OK, well maybe not really a "mergency" (as my son calls them), but we are all pretty much going bananas up here. Not only have we pulverized our previous snowfall total record (which, I may add, was set in the notoriously noxious winter of 1978), but we are apparently getting a little too loopy up here.
I would call it cabin fever, but, being that we all live in some form of modified suburbia, I'm not sure that that keeps to the spirit of the phrase. All I can say is that my gas fireplace (controlled by a switch, thank you very much) is workin' overtime.
I just went out a while ago to shovel the 10 feet from my driveway to my front door of its 8" of snow (underlayed with a stunningly beautiful 1/2 inch of ice) and it took me over a half an hour. After which time, aside from being in a slightly surly mood, I couldn't feel my fingertips.
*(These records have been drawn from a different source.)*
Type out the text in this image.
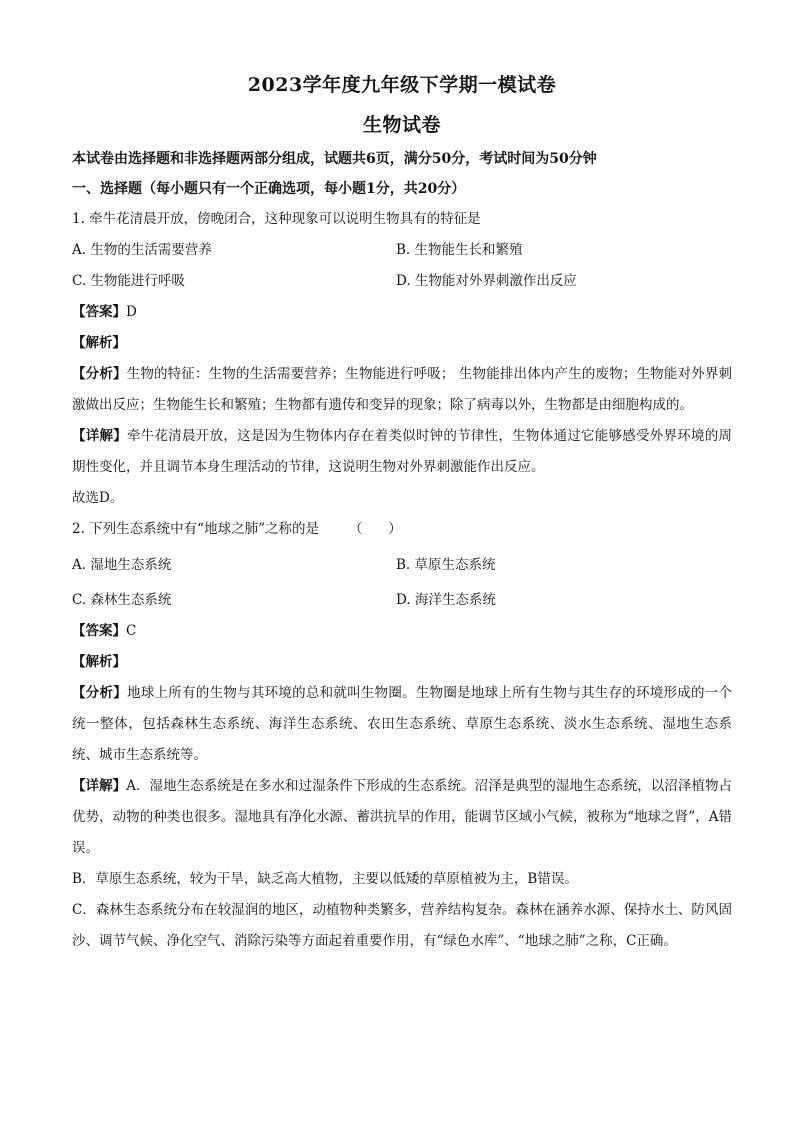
2023学年度九年级下学期一模试卷
生物试卷
本试卷由选择题和非选择题两部分组成，试题共6页，满分50分，考试时间为50分钟
一、选择题（每小题只有一个正确选项，每小题1分，共20分）
1. 牵牛花清晨开放，傍晚闭合，这种现象可以说明生物具有的特征是
A. 生物的生活需要营养	B. 生物能生长和繁殖
C. 生物能进行呼吸	D. 生物能对外界刺激作出反应
【答案】D
【解析】
【分析】生物的特征：生物的生活需要营养；生物能进行呼吸； 生物能排出体内产生的废物；生物能对外界刺激做出反应；生物能生长和繁殖；生物都有遗传和变异的现象；除了病毒以外，生物都是由细胞构成的。
【详解】牵牛花清晨开放，这是因为生物体内存在着类似时钟的节律性，生物体通过它能够感受外界环境的周期性变化，并且调节本身生理活动的节律，这说明生物对外界刺激能作出反应。
故选D。
2. 下列生态系统中有“地球之肺”之称的是       （      ）
A. 湿地生态系统	B. 草原生态系统
C. 森林生态系统	D. 海洋生态系统
【答案】C
【解析】
【分析】地球上所有的生物与其环境的总和就叫生物圈。生物圈是地球上所有生物与其生存的环境形成的一个统一整体，包括森林生态系统、海洋生态系统、农田生态系统、草原生态系统、淡水生态系统、湿地生态系统、城市生态系统等。
【详解】A．湿地生态系统是在多水和过湿条件下形成的生态系统。沼泽是典型的湿地生态系统，以沼泽植物占优势，动物的种类也很多。湿地具有净化水源、蓄洪抗旱的作用，能调节区域小气候，被称为“地球之肾”，A错误。
B．草原生态系统，较为干旱，缺乏高大植物，主要以低矮的草原植被为主，B错误。
C．森林生态系统分布在较湿润的地区，动植物种类繁多，营养结构复杂。森林在涵养水源、保持水土、防风固沙、调节气候、净化空气、消除污染等方面起着重要作用，有“绿色水库”、“地球之肺”之称，C正确。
Well, I had planned to go out and take pictures this morning of the gorgeous trees, branches encased in ice (they looked like wonderful, weird tootsie-roll lollipops) but alas, it was too cold. I was too much of a wuss. I could say something deep about the fleetingness of beauty and change and blah blah but truth is, most of what I can think of is "Thank God for the Attached Garage".
Then, I stumbled upon this post on the Isthmus (a local Madison free newspaper) web site titled, "We're one snowstorm away from anarchy" (make sure to read all the way down, it gets better and better) and almost peed my pants. I said almost, friends. Thank God I didn't. No one likes peecicles.